21 Jan 2019

In a recent article, Gartner shared insights on how companies can fight digital transformation fatigue. For many enterprise leaders, transforming their organization has been an experience that has left teams, from the top down, hesitant to pursue the rest of the journey.

Digital transformation is a concept that has been around since the late 1990s. Almost two decades later, new technological advances have spawned disruption throughout enterprises causing companies to act fast and catch up two the digital wave (or wash out). The mounting pressure to transform is not just a trend, but a warning call of necessity and the message is loud and clear: Failure to act will have an extreme impact on the organization's bottom line future.

This rapid pace of change has allowed some organizations to succeed in the current technological revolution while others have struggled to make inroads. So much so, the term "digital transformation fatigue" has started to take an unfortunate shape. It's necessary to grasp the look an feel of a tried-and-true digital transformation to understand the significance of the fatigue.

Digital transformation is the successful integration of digitization into the areas of a business, or process, that intrinsically changes many or all areas of a corporation and its markets that may affect their customer base. In many cases, this shift changes how an organization operates and can increase the value delivered to clients, constituents, and stakeholders. Aside from the "technical aspect," effective digital transformations can alter company culture and requires employees, team, and organizations to continually shift in the direction of change by experimenting, failing, and trying again.

Unfortunately, the cyclical process of trial and error on the road to digital success can often give birth to frustration and organizational exhaustion for all involved. I've found that many organizations make three critical mistakes when starting the process which often leads to digital transformation fatigue.

They don't establish an Appropriate Strategic Focus

For many leaders, a poorly calibrated strategic focus almost always begins with one goal in mind: profitability. Of course, a primary business goal for all organizations is making a profit. However, this mindset is highly traditional in scope. If businesses are looking for digital maturation, they cannot deploy conventional methods to only increase return on investment by a few extra thousand dollars. Leaders must think beyond the bottom line and ideate on the value digital technology will bring to their company’s overall goals.

They Are Driven by Fear

Regrettably, fear is often the catalyst for many organizations as they start to unravel the true inner workings of their organization and navigate how a digital strategy can amplify their product offerings and solutions. “Will we fail?” “We will lose customers?” “Will our competitors beat us to the punch?” “What’s our expected profit and loss by taking this risk?” In truth, their apprehension is warranted.
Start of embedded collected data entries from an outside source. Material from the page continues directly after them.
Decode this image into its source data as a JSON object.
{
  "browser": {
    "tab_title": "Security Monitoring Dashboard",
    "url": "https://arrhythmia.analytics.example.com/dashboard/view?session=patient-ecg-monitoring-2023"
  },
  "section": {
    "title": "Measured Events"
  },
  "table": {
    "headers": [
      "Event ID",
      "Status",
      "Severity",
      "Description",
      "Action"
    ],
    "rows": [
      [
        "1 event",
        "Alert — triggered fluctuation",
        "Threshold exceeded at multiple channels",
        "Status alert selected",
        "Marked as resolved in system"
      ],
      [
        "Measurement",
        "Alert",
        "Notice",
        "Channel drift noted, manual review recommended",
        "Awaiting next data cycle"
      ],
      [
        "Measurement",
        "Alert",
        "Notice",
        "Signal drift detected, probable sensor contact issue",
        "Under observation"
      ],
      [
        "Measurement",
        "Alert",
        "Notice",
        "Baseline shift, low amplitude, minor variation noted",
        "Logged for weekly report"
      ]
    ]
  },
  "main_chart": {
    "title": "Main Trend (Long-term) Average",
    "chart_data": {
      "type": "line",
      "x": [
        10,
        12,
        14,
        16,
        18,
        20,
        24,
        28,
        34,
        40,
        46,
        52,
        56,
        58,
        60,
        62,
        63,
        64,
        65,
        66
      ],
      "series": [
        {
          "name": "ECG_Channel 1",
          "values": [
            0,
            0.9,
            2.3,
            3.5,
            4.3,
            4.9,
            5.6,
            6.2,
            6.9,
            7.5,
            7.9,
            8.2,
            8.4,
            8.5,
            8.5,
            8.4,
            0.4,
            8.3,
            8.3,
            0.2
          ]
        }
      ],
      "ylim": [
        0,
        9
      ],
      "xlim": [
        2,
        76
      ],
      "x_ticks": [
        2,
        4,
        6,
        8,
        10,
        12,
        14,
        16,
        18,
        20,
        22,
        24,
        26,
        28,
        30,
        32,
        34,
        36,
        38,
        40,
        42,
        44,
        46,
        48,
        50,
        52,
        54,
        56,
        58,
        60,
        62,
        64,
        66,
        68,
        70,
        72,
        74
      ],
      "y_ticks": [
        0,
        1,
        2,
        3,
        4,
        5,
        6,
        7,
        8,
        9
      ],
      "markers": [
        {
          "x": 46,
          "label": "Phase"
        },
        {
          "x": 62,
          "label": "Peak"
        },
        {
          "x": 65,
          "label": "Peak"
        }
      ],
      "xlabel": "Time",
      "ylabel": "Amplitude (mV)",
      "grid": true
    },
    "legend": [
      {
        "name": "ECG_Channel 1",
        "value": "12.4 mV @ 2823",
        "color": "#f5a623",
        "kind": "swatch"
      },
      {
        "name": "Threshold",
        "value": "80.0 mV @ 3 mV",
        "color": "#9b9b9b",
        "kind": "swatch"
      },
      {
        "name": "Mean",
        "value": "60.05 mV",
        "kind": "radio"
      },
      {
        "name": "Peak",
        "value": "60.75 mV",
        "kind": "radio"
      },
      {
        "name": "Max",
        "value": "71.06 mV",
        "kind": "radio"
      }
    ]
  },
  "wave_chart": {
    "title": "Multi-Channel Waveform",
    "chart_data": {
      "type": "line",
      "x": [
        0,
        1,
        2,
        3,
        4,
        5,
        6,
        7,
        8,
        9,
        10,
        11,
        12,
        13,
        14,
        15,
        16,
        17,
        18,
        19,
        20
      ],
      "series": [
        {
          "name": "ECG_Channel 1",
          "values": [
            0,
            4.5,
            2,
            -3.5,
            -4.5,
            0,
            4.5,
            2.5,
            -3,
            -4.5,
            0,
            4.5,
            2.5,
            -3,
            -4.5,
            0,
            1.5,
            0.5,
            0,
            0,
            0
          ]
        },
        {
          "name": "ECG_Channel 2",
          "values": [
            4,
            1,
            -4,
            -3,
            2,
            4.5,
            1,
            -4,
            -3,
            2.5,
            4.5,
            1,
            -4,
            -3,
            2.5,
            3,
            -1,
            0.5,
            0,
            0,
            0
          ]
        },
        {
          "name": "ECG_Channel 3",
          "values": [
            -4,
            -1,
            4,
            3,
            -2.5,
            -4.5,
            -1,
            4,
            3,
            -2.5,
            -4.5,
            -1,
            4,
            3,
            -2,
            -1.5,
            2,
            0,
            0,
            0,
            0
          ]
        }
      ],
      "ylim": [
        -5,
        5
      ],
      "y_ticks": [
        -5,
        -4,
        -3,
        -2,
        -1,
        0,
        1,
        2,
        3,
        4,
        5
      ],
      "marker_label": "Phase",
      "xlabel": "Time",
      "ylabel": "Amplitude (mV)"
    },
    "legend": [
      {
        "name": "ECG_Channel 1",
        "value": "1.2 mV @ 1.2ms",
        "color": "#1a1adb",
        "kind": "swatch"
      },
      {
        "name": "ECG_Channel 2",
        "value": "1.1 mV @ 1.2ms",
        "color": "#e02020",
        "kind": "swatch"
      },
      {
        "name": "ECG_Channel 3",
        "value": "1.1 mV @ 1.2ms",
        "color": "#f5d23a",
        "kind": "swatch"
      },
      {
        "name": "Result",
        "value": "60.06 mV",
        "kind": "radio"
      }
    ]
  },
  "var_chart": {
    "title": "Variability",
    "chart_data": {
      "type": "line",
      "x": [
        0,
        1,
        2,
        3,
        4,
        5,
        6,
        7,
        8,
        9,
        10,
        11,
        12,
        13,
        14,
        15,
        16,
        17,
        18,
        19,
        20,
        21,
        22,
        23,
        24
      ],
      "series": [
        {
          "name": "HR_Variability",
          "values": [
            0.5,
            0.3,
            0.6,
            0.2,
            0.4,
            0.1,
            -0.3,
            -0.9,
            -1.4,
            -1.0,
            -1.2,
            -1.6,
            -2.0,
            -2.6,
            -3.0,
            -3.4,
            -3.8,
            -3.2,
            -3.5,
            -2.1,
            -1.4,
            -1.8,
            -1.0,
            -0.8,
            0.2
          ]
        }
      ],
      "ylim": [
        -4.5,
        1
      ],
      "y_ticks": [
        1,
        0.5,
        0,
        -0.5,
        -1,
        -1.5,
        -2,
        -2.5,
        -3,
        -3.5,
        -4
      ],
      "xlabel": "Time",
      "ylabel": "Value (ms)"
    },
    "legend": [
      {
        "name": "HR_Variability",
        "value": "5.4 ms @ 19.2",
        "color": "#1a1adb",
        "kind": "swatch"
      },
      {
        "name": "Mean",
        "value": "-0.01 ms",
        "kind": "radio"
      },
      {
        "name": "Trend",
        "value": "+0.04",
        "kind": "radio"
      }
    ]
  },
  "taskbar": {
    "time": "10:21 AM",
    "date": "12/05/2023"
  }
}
A recent study by McKinsey & Company disclosed that large investments in new technologies could often be viewed as a change that impacts an organization negatively. Some teams even revealed that their digital efforts dismantled the company's core products and services. While their trepidation in this respect is normal, the reasons the implementation of a new technology does not go deeper than profit and loss. The process fails because often, organizations are unaware of the changes needed to take place for the transition to occur. This lack of clarity can cause uncertainty and fear. That fear has the potential to ruin the process before it begins.

By analyzing trends in their respective industries, companies can reduce fear by forecasting which technologies will eventually permeate their business and assessing how their competitors are performing. Additionally, creating a proof of concept is always a good idea.

They Implement the Wrong Technology

One of the impediments on the road to innovation occurs when the wrong technology is targeted for the change. In many cases, missing this target is where transformations go awry, making it increasingly important for leaders to lay the foundational groundwork for their team.

Leaders must make a concerted effort to educate their team on the challenges in digital transformation they are currently experiencing. The effort focuses on detailing why new technology is needed; appropriating research correctly, testing and ensuring company buy-in (from the ground up). Otherwise, the processes undertaken can turn into a mistake. Failing to take the right steps at the beginning of the process will lead to over-investment and organizational "burn out" before value is created.

While Gartner has offered their resolutions to digital fatigue, there are a few observations I’ve made over the years that may prove helpful, no matter where a company is on their journey:

  • The hard truth about digital transformation is that it's happening every day. Staying abreast of the changes happening within your industry allows you to see what companies are getting it right and wrong. Their blueprint can provide direction what action to take and helps make the tasks more feasible
  • When left unchecked, digital fatigue can embed itself within your company culture and create a sentiment that leaves your team less engaged with each project. Make sure your team is educated on why the change is necessary, understand why they are needed for the change to occur and are equipped with the tools and resources they need to make the change happen.
  • Digital transformation is not a sprint - it's a marathon. If companies want to get the most from a digital transformation, they must constantly reassess their ever-changing market and adjust their approach accordingly.

Remember this, whether ready or not, your industry and competitors are finding a way to digitize their business and the transform its delivery.

How will you embrace change in the year ahead?